Understanding OAuth2
What is OAuth2?
OAuth2 is, you guessed it, the version 2 of the OAuth protocol (also called framework).
This protocol allows third-party applications to grant limited access to an HTTP service, either on behalf of a resource owner or by allowing the third-party application to obtain access on its own behalf. Access is requested by a client, it can be a website or a mobile application for example.
Version 2 is expected to simplify the previous version of the protocol and to facilitate interoperability between different applications.
Specifications are still being drafted and the protocol is constantly evolving but that does not prevent it from being implemented and acclaimed by several internet giants such as Google or Facebook.
Basic knowledge
Roles
OAuth2 defines 4 roles :
- Resource Owner: generally yourself.
- Resource Server: server hosting protected data (for example Google hosting your profile and personal information).
- Client: application requesting access to a resource server (it can be your PHP website, a Javascript application or a mobile application).
- Authorization Server: server issuing access token to the client. This token will be used for the client to request the resource server. This server can be the same as the authorization server (same physical server and same application), and it is often the case.
Tokens
Tokens are random strings generated by the authorization server and are issued when the client requests them.
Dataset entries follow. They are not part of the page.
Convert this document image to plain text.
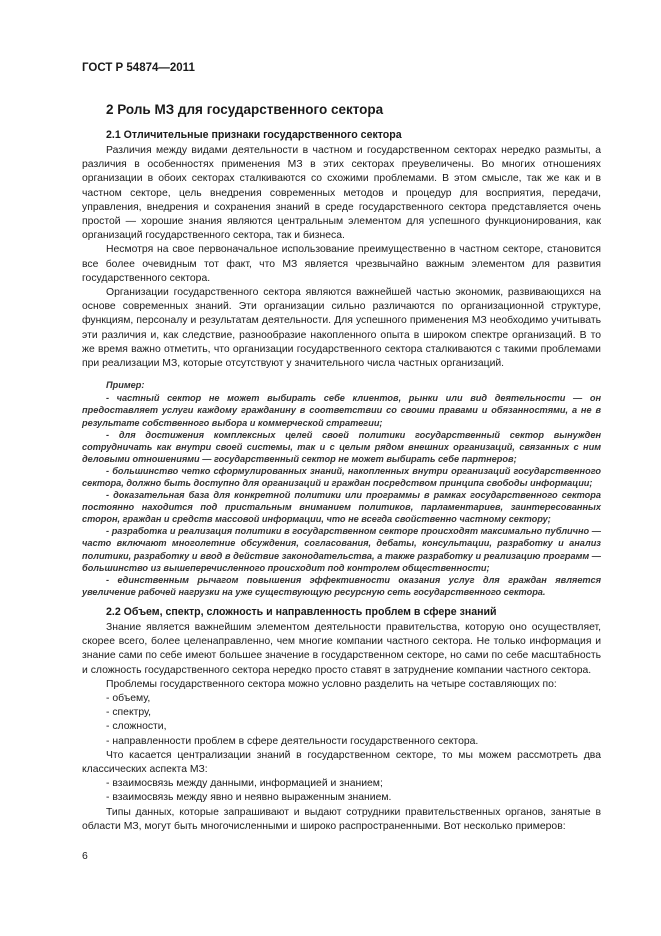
ГОСТ Р 54874—2011
2 Роль МЗ для государственного сектора
2.1 Отличительные признаки государственного сектора

Различия между видами деятельности в частном и государственном секторах нередко размыты, а различия в особенностях применения МЗ в этих секторах преувеличены. Во многих отношениях организации в обоих секторах сталкиваются со схожими проблемами. В этом смысле, так же как и в частном секторе, цель внедрения современных методов и процедур для восприятия, передачи, управления, внедрения и сохранения знаний в среде государственного сектора представляется очень простой — хорошие знания являются центральным элементом для успешного функционирования, как организаций государственного сектора, так и бизнеса.

Несмотря на свое первоначальное использование преимущественно в частном секторе, становится все более очевидным тот факт, что МЗ является чрезвычайно важным элементом для развития государственного сектора.

Организации государственного сектора являются важнейшей частью экономик, развивающихся на основе современных знаний. Эти организации сильно различаются по организационной структуре, функциям, персоналу и результатам деятельности. Для успешного применения МЗ необходимо учитывать эти различия и, как следствие, разнообразие накопленного опыта в широком спектре организаций. В то же время важно отметить, что организации государственного сектора сталкиваются с такими проблемами при реализации МЗ, которые отсутствуют у значительного числа частных организаций.

Пример:

- частный сектор не может выбирать себе клиентов, рынки или вид деятельности — он предоставляет услуги каждому гражданину в соответствии со своими правами и обязанностями, а не в результате собственного выбора и коммерческой стратегии;

- для достижения комплексных целей своей политики государственный сектор вынужден сотрудничать как внутри своей системы, так и с целым рядом внешних организаций, связанных с ним деловыми отношениями — государственный сектор не может выбирать себе партнеров;

- большинство четко сформулированных знаний, накопленных внутри организаций государственного сектора, должно быть доступно для организаций и граждан посредством принципа свободы информации;

- доказательная база для конкретной политики или программы в рамках государственного сектора постоянно находится под пристальным вниманием политиков, парламентариев, заинтересованных сторон, граждан и средств массовой информации, что не всегда свойственно частному сектору;

- разработка и реализация политики в государственном секторе происходят максимально публично — часто включают многолетние обсуждения, согласования, дебаты, консультации, разработку и анализ политики, разработку и ввод в действие законодательства, а также разработку и реализацию программ — большинство из вышеперечисленного происходит под контролем общественности;

- единственным рычагом повышения эффективности оказания услуг для граждан является увеличение рабочей нагрузки на уже существующую ресурсную сеть государственного сектора.

2.2 Объем, спектр, сложность и направленность проблем в сфере знаний

Знание является важнейшим элементом деятельности правительства, которую оно осуществляет, скорее всего, более целенаправленно, чем многие компании частного сектора. Не только информация и знание сами по себе имеют большее значение в государственном секторе, но сами по себе масштабность и сложность государственного сектора нередко просто ставят в затруднение компании частного сектора.

Проблемы государственного сектора можно условно разделить на четыре составляющих по:

- объему,
- спектру,
- сложности,
- направленности проблем в сфере деятельности государственного сектора.

Что касается централизации знаний в государственном секторе, то мы можем рассмотреть два классических аспекта МЗ:

- взаимосвязь между данными, информацией и знанием;
- взаимосвязь между явно и неявно выраженным знанием.

Типы данных, которые запрашивают и выдают сотрудники правительственных органов, занятые в области МЗ, могут быть многочисленными и широко распространенными. Вот несколько примеров:

6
There are 2 types of token:
- Access Token: this is the most important because it allows the user data from being accessed by a third-party application. This token is sent by the client as a parameter or as a header in the request to the resource server. It has a limited lifetime, which is defined by the authorization server. It must be kept confidential as soon as possible but we will see that this is not always possible, especially when the client is a web browser that sends requests to the resource server via Javascript.
- Refresh Token: this token is issued with the access token but unlike the latter, it is not sent in each request from the client to the resource server. It merely serves to be sent to the authorization server for renewing the access token when it has expired. For security reasons, it is not always possible to obtain this token. We will see later in what circumstances.
Access token scope
The scope is a parameter used to limit the rights of the access token. This is the authorization server that defines the list of the available scopes. The client must then send the scopes he wants to use for his application during the request to the authorization server. More the scope is reduced, the greater the chance that the resource owner authorizes access.
More information: http://tools.ietf.org/html/rfc6749#section-3.3.
HTTPS
OAuth2 requires the use of HTTPS for communication between the client and the authorization server because of sensitive data passing between the two (tokens and possibly resource owner credentials). In fact you are not forced to do so if you implement your own authorization server but you must know that you are opening a big security hole by doing this.
Register as a client
Since you want to retrieve data from a resource server using OAuth2, you have to register as a client of the authorization server.
Each provider is free to allow this by the method of his choice. The protocol only defines the parameters that must be specified by the client and those to be returned by the authorization server.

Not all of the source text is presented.